Reflections on Blogging

It’s now been over a year since I started history-ing and over a month since my last post, so I thought I’d ease back into writing by reflecting on a year in the blogosphere.

1. Intellectual stimulation

One of the most jarring changes going from a college lifestyle to the workforce was the lack of academic stimulation on a daily basis. and problem-solving transitioned from a classroom to the office. Having a blog gave me an impetus to really think about issues. It forced me to write (semi) regularly, to think about issues, to engage in at least a limited conversation on intellectual topics I cared about. Instead of being a passive consumer of ideas, posts, articles, essays, and books, I became an active one.

The knowledge that my writing would be open and available for anyone to read and judge made me think even harder to develop my own ideas and opinions. If you write a shitty paper in a college seminar, the professor gives you a shitty grade and you file it away. If you write a shitty post, it’s out there for anyone to read. Employers, colleagues, professors, admissions people – all of them now have a growing body of my writing to read, disagree with, and critique if they’re so inclined. For an unestablished scholar like myself, this provides some major motivation to really think and work at what I write.

2. Joining a community

Blogging also let me jump into a vibrant online community of digital historians and humanists. Instead of being something of a sideline observer, I laced up and joined the fray. Doing so not only exposed me to a wide range of new ideas and possibilities, but also introduced me to a number of fascinating and inspiring people – many of whom I met in person at the AAHC and THATCamp conferences. Especially for a younger scholar like myself, having a blog gave me confidence in my credentials and allowed me to participate in a wider dialogue.

Moving forward, the connections I’ve made through blogging (and on a noisier level, Twitter) will serve me for a long time to come. I’ve been lucky in that before I’ve even stepped foot inside a graduate classroom, I’ve have had the opportunity to interact with so many people who I (hope) will be my future colleagues and collaborators. In the insular world of traditional academics, this is a relative rarity.

3. Feedback

I’m a firm believer that there’s no point in writing into a void. While much of my blogging was “for myself,” in that I wrote about what interested me, the most rewarding part by far is the response I’ve received. There is certainly an egotistical and superficial element to checking  site-visit stats. But there is some validity to the point that my writing has already reached a larger audience in a year than all of my undergraduate writing put together. By a long shot. For example, my most popular post, by almost a 2:1 factor, is a rudimentary text analysis of Venture Smith’s narrative. As of today, it had been viewed over a thousand times. This metric might be a tiny drop in the blogosphere bucket, but it will certainly eclipse any audience I’ll have for my traditional academic research, at least in the near future.
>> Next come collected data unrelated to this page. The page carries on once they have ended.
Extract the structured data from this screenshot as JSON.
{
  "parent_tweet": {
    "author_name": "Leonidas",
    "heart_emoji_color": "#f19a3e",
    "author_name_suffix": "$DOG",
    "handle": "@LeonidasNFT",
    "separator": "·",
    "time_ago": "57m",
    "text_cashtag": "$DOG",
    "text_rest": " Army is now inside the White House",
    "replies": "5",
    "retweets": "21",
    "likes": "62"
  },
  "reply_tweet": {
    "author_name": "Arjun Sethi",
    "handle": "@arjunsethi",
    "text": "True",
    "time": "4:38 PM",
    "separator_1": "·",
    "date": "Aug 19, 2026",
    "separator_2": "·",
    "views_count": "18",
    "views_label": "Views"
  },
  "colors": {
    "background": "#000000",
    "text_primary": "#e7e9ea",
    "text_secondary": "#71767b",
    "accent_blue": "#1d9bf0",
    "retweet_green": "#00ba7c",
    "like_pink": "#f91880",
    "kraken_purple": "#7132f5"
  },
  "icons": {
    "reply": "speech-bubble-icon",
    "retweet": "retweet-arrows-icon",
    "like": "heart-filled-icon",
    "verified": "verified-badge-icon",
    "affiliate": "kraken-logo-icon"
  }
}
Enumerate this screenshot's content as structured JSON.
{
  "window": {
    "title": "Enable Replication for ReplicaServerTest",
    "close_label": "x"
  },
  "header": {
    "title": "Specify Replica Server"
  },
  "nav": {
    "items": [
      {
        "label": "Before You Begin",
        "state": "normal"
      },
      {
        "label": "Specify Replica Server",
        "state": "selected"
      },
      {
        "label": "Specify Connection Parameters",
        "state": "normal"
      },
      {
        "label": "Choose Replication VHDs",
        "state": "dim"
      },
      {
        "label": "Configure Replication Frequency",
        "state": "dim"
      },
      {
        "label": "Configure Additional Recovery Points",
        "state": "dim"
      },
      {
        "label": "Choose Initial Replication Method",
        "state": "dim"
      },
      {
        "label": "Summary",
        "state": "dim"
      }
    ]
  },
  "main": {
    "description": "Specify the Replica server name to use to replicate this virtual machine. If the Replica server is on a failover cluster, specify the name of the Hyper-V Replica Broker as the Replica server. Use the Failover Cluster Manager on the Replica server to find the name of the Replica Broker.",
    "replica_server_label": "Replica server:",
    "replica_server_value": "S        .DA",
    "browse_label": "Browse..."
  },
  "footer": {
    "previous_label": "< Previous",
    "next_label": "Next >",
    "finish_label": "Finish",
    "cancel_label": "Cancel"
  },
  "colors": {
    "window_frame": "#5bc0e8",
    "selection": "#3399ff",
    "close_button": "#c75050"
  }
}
One of the more rewarding episodes occurred recently, when a local Connecticut writer contacted me through my blog because she was interested in  Venture Smith. She had stumbled across my posts talking about my undergraduate research on Venture Smith, and had been inspired to do some truly remarkable research on her own. We met yesterday, and I was thrilled to find that not only had she uncovered a fascinating new development, but that it directly related to work I had done. I was humbled to hear that my blog had been an impetus for her to get involved in the Venture Smith community. It served as a great reminder of how blogs can increase transparency and lower barriers between academics and the wider public.

I’m not sure what the future will hold for history-ing. There are bad as well as good aspects of maintaining a blog, and it remains to be seen whether it will survive the time-drain of graduate school. Regardless, blogging at history-ing has been, and I hope will continue to be, an enriching experience.